Project

A Parsed Corpus of Southern Dutch Dialects

Code
31531018
Duration
01 January 2018 → 31 December 2018
Funding
Research Foundation - Flanders (FWO)
Research disciplines
  • Humanities and the arts
    • Corpus linguistics
    • Dialectology
    • Syntax
Keywords
Dutch Dialects Language technology Linguistics
 
Project description

Many of the unique syntactic features of Dutch dialects spoken in Flanders only occur in very

specific discourse contexts, and therefore cannot be researched using existing databases and

linguistic atlases, as those are based on elicited data, not spontaneous speech.

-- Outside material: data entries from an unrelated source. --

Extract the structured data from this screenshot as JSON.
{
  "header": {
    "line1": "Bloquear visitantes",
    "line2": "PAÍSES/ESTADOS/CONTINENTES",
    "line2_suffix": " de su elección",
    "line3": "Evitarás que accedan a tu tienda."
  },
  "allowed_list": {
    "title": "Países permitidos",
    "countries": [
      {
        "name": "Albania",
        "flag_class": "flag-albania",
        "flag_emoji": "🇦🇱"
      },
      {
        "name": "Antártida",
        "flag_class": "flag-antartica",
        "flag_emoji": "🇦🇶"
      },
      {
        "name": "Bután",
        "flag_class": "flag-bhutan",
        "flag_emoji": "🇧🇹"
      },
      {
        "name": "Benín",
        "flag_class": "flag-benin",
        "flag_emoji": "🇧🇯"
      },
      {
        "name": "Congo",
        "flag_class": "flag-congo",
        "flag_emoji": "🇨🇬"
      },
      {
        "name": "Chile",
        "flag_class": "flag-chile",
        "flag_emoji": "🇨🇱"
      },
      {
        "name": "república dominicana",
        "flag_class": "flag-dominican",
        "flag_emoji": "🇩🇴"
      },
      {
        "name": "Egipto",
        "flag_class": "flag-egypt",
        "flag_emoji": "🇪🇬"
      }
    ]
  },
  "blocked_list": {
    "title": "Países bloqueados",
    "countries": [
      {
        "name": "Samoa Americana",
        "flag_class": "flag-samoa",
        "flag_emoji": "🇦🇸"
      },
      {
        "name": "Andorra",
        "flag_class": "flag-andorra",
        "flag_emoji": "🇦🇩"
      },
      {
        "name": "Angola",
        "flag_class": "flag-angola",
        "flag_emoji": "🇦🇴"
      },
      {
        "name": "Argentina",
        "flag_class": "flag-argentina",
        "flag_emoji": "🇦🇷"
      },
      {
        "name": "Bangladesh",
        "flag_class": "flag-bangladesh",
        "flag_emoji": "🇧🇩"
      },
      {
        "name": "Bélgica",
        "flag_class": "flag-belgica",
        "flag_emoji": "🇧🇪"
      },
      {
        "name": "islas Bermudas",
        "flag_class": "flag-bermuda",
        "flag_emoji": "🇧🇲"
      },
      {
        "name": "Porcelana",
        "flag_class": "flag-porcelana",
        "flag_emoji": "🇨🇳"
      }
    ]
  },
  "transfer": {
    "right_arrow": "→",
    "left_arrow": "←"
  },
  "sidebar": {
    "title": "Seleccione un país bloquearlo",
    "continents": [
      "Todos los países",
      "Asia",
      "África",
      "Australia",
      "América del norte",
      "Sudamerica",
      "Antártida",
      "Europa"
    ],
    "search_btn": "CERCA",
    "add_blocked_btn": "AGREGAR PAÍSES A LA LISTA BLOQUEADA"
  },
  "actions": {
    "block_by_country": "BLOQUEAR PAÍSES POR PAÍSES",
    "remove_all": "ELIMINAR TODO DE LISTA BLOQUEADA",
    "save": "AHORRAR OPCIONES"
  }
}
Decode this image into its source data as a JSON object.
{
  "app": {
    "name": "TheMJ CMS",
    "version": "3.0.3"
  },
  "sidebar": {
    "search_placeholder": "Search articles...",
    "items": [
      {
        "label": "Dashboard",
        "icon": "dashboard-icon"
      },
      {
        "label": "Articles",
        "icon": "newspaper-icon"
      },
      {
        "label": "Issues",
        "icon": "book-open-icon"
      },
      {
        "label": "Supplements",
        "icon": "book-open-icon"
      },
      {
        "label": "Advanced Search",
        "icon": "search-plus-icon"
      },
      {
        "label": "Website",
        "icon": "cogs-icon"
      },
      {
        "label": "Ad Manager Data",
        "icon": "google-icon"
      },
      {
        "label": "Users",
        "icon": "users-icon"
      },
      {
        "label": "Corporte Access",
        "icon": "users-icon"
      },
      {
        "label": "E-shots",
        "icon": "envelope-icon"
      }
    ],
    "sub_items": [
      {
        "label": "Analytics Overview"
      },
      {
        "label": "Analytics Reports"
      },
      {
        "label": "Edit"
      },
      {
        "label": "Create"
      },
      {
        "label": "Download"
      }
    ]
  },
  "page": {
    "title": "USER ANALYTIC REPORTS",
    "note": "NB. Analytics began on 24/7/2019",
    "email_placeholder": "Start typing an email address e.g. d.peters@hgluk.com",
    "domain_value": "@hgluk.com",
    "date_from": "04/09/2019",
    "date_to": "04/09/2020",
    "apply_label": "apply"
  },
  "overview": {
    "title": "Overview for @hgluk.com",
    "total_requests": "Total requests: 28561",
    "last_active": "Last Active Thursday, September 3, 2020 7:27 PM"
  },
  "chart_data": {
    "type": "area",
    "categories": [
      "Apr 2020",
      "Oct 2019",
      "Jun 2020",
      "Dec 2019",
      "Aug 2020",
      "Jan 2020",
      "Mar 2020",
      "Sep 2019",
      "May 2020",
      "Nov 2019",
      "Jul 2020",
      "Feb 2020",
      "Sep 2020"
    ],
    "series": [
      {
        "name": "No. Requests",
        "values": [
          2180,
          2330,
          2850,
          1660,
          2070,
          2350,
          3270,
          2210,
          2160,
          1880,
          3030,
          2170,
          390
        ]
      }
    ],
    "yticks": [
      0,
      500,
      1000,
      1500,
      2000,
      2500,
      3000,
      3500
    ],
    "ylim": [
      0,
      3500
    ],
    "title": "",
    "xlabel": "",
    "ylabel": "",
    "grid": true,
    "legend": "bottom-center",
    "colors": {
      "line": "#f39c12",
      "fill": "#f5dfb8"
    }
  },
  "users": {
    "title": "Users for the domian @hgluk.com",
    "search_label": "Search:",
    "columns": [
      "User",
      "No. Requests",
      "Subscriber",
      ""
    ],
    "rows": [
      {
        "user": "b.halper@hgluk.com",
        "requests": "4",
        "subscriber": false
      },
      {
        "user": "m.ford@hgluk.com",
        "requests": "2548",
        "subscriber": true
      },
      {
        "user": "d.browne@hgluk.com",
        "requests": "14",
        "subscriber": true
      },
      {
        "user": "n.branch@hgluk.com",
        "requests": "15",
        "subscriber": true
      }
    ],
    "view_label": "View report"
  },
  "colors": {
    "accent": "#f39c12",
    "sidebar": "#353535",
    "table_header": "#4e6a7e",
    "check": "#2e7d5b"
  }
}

At Ghent University,

783 tape recordings (c. 700h) of spontaneous dialect speech from all Dutch-speaking provinces in

Belgium and from French Flanders (France) are available. They were recorded in the 1960s and

1970s, and the speakers were all born around the turn of the 20th century. The tapes have been

digitised (www.dialectloket.be), but not yet digitally transcribed, or linguistically annotated. With an

eye on fast advancing dialect loss across Flanders, it is an urgent desideratum that this wealth of

data be transcribed, annotated, and made available for linguistic research, as younger speakers are

increasingly unable to understand and transcribe these recordings. Indeed, they already represent a

historical stage of the language, given that the speakers were born around the turn of the 20th

century, and hence acquired language about 100-120 years ago. The accessibility of the data for

researchers is therefore invaluable for diachronic, typological and comparative research. In order to

make this enormous wealth of dialect data present at Ghent University available for fundamental

research, their transcription and linguistic annotation is of high priority.